1inch suffers $ 5M hack due to the weakness of the intelligent contract

The Decentralized Exchange Aggregator 1inch lost $ 5 million in cryptocurrency when a hacker took advantage of a contract weakness, confirmed the platform.
On March 5, 1inch recognized a weakness affecting resolvers – creatures that fill orders – using outdated Fusion V1 implementation, which was made public a day later.
Source: 1inch network
Traces $ 5 million 1inch hack
On March 7, blockchain security firm Slowmist was found through an onchain investigation that 1inch hacker missed 2.4 million USDC (USDC) and 1,276 Wrapped ether (weth) Tokens.
Source: Slowmist
According to 1inch, Hack only stole funds from resolvers using Fusion V1 in their own contracts, and end-user funds are safe:
“We are actively working on affected resolver to secure their systems. We encourage all resolver to audit and update their contracts immediately.”
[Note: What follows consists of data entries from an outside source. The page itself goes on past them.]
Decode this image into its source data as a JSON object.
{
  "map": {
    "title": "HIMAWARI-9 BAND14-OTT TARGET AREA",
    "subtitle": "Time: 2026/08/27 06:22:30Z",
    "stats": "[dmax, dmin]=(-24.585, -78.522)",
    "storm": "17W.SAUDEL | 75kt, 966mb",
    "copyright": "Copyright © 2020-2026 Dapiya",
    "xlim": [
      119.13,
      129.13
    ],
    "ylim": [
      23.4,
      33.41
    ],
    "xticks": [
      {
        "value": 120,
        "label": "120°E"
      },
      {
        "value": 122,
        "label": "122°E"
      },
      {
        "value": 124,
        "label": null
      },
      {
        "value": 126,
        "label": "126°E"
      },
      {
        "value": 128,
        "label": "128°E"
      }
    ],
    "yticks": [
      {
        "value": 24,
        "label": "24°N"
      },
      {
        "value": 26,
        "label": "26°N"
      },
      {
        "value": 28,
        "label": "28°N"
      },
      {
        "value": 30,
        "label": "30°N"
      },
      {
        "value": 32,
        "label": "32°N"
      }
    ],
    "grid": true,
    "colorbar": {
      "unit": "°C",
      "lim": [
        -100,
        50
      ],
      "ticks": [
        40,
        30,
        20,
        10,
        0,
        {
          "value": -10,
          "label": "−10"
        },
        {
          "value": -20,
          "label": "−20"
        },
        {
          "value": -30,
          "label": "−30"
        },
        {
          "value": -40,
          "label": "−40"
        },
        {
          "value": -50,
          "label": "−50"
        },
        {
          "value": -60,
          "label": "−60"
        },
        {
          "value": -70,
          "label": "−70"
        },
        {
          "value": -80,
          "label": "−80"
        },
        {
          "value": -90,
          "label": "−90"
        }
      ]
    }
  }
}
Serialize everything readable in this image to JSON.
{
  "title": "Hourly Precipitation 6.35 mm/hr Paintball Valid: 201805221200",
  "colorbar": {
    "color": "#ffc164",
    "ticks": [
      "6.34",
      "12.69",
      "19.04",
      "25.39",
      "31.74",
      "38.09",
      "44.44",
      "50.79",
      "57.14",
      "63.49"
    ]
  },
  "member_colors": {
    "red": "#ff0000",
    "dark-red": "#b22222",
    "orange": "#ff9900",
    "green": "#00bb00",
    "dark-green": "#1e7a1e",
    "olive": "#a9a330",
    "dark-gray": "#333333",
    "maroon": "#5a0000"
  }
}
The platform announced Bug Bounty programs to secure any other weaknesses in the system and recover stolen funds.
Related: $ 1.5b crypto hack losses expose bug flaws
1inch attempt to recover stolen funds is thin unless the hacker has come back to return them. Previously, compromised crypto protocols were managed to recover funds after attacking attacks to maintain 10% of funds as white hat funds, As seen in the case of crypto lender Shezmu.
However, North Korea hackers behind the $ 1.5 billion bybit hack-called the crypto’s largest heist successful in siping the full amount Despite the coordinated efforts of the crypto community to regain losses.
Hackers steal different amounts of liquid-staked ether (steth), mantle staked eth (meth) and other ERC-20 tokens from Bybit.
Bybit on the slow road to recovery
Despite the sudden loss of funds, Bybit manages to allow its users without sewing to remove their funds by rapidly taking loans from other crypto companies, which has been paid someday.
It was taken 10 days for BYBIT hackers Launder $ 1.4 billion worth stolen cryptocurrencies. Some of the laundered funds may still be monitored despite swaping the asset, according to Deddy Lavid, co-founder and CEO of Blockchain Security Firm Cyvers:
“While launching through mixers and crosschain swaps is complicated recovery, cybersecurity companies that use onchain intelligence, AI-driven models, and cooperation with exchanges and regulators still have little opportunities to monitor and potentially freeze assets.”
The thorchain, a crosschain swap protocol, which has been reported widely used by hackers to siphon funds, experienced a Surge on Post-Bybit Hack Activity.